How Google and Search Engines Work

A Brief History of Google

As the dominant search engine for business users, Google accounts for 90% of all search engine traffic worldwide (April 2018). And for the purpose of brevity, whenever I mention Google, I am also including Bing, Yahoo, and other search engines.

In the beginning of the transformation from broadcast marketing to search engine marketing was the rise of search engine optimization (SEO). SEO consulting services set themselves up to help technology companies get content in front of prospects. 

The strategy was to use either white hat, grey hat, and/or black hat techniques to get a good position in the search engines for competitive keywords.

  • White hat methods are playing the game according to Google’s publishing rules and guidelines.
  • Grey hat techniques are borderline “gaming the system.”
  • Black hat techniques are outright manipulation. Anyone detected using black hat techniques by Google is usually heavily penalized, if not outright banned for life.

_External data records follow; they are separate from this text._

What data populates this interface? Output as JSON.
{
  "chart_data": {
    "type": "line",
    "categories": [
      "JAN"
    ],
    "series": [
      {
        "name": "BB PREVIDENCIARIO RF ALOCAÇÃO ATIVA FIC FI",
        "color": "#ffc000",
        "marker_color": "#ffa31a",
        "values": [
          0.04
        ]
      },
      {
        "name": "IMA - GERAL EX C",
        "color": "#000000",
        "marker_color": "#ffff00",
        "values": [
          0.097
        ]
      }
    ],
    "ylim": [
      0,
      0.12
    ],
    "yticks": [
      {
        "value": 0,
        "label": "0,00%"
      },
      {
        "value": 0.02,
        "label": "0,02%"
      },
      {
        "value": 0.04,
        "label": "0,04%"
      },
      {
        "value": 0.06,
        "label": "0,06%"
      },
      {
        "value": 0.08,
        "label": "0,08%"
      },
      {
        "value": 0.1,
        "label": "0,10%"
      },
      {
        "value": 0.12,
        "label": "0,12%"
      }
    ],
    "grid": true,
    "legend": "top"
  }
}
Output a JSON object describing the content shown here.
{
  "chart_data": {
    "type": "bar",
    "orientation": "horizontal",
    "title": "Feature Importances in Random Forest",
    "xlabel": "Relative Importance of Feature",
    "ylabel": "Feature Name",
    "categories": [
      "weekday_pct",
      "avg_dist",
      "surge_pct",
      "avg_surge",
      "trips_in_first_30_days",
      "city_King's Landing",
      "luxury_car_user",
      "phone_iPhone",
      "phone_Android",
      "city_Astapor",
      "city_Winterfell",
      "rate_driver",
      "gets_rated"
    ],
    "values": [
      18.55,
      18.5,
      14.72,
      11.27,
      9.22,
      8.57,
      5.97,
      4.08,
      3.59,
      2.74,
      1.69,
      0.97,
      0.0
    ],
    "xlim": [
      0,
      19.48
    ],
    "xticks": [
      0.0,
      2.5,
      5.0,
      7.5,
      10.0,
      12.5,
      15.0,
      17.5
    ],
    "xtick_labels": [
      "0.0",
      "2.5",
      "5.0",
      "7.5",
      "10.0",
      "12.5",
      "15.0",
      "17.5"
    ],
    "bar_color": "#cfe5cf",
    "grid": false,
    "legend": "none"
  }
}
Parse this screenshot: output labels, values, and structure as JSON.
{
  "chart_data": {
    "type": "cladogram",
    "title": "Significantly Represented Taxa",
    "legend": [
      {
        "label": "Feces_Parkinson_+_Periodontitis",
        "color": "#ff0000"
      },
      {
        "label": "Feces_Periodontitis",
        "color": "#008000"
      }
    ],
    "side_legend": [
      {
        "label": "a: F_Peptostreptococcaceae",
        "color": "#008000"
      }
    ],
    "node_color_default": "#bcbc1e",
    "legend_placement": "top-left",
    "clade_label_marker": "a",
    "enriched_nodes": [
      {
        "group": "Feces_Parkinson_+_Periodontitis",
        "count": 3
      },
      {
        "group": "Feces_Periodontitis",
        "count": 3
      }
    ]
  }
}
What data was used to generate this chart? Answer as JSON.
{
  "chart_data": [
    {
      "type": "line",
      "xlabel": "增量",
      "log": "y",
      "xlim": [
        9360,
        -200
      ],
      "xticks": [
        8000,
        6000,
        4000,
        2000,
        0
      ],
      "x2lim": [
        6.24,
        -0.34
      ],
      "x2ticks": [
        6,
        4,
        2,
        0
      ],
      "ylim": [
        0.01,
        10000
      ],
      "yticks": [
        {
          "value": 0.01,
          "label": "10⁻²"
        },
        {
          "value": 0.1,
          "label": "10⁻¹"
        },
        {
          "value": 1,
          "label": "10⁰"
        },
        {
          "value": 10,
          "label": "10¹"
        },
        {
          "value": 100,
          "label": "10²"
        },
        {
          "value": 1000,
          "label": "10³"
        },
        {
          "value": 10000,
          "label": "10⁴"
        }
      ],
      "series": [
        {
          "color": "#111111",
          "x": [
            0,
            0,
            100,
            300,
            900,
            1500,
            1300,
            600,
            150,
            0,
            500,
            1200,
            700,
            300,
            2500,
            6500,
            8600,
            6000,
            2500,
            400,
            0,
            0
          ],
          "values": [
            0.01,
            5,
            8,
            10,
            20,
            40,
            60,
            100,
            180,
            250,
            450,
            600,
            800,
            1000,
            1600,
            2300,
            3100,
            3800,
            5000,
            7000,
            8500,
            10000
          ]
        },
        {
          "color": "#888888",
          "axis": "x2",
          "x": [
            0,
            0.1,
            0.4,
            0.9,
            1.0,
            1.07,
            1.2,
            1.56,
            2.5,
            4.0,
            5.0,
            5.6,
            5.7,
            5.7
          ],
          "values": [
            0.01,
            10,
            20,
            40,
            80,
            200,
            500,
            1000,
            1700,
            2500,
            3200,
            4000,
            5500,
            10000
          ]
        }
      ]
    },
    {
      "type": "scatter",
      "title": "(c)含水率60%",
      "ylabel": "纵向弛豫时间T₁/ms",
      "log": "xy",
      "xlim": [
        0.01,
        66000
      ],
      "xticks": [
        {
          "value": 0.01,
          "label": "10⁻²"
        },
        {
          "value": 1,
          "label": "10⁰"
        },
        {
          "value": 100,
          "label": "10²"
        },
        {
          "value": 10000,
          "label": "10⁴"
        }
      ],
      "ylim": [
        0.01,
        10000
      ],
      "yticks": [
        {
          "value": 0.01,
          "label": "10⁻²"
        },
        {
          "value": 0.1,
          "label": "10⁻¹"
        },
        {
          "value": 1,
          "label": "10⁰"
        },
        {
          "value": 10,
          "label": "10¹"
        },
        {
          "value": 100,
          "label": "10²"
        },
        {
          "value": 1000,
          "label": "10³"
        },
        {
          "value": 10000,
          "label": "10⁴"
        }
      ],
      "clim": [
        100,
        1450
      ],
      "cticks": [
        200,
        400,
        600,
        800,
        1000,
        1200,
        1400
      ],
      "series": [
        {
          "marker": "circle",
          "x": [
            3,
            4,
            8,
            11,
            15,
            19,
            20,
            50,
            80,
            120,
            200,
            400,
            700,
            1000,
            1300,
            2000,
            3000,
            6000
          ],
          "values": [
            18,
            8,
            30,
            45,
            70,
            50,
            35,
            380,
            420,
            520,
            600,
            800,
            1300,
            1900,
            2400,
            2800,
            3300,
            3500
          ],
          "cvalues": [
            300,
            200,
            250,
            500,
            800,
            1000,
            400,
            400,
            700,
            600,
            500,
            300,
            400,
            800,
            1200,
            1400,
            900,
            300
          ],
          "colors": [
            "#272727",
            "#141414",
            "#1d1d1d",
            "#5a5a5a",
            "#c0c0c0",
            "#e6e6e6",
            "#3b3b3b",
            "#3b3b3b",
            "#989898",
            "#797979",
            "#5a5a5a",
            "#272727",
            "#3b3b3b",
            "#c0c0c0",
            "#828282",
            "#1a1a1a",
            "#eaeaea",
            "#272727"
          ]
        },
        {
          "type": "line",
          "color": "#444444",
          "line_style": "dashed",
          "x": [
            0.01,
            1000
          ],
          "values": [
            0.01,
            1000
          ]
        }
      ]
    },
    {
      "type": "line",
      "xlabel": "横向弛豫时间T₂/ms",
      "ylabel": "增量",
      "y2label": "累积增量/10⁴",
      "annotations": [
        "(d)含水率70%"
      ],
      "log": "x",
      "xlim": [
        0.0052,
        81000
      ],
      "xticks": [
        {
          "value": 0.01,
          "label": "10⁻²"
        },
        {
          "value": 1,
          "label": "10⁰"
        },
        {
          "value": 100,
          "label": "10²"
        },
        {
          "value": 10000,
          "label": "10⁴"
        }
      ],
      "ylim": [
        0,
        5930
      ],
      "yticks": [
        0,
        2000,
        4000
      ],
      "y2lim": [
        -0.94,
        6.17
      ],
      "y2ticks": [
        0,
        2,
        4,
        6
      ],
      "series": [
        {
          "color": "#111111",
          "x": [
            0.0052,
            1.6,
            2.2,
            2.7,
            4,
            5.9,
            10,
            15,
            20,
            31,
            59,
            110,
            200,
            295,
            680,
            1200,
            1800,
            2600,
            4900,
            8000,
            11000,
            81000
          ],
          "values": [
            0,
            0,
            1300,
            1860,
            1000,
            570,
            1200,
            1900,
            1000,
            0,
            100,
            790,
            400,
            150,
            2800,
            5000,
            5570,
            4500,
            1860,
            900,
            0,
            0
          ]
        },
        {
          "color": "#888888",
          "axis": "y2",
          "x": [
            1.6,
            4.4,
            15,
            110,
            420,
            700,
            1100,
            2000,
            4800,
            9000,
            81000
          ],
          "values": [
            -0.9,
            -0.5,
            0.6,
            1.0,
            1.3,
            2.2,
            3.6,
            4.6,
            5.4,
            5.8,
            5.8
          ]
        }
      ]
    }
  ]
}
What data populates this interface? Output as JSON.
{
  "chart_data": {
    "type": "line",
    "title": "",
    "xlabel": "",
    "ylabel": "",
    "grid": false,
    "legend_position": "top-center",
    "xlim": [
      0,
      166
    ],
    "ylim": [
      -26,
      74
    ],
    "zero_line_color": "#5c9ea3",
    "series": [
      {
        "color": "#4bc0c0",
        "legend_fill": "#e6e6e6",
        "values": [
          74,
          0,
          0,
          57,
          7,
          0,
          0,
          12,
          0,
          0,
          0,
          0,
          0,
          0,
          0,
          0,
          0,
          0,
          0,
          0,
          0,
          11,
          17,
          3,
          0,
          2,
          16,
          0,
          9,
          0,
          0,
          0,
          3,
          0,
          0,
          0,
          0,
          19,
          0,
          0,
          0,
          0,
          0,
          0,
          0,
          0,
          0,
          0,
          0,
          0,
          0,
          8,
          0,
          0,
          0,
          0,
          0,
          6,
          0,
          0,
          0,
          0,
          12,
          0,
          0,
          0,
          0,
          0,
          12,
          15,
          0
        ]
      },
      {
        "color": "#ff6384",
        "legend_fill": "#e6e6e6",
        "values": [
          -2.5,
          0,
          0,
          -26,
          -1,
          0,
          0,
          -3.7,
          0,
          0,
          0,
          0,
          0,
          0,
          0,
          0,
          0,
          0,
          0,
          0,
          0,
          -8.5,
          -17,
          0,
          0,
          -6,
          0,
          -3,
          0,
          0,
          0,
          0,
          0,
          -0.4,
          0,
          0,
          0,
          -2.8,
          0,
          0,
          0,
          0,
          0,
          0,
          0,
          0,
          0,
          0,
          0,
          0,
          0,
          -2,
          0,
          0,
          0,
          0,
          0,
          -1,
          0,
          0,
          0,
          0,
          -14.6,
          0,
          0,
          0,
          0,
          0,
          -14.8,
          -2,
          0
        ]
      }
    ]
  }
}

As a result, your friendly SEO shop has become a content marketing agency in the last few years. Not to mention all the advertising agencies, website development studios, marketing communication companies, copyrighters, blogging experts, and lead-generation firms who offer the same. 

That’s a tsunami of practitioners creating content and preaching the benefits of content marketing services.

The Google search algorithm, which is as long as your arm and uses artificial intelligence, has become more sophisticated. SEO techniques alone do not have the potency they once did because ultimately what gets a good search result on Google is what any search engine wants to deliver to its customers in the first place: good, relevant organic content from authoritative sources.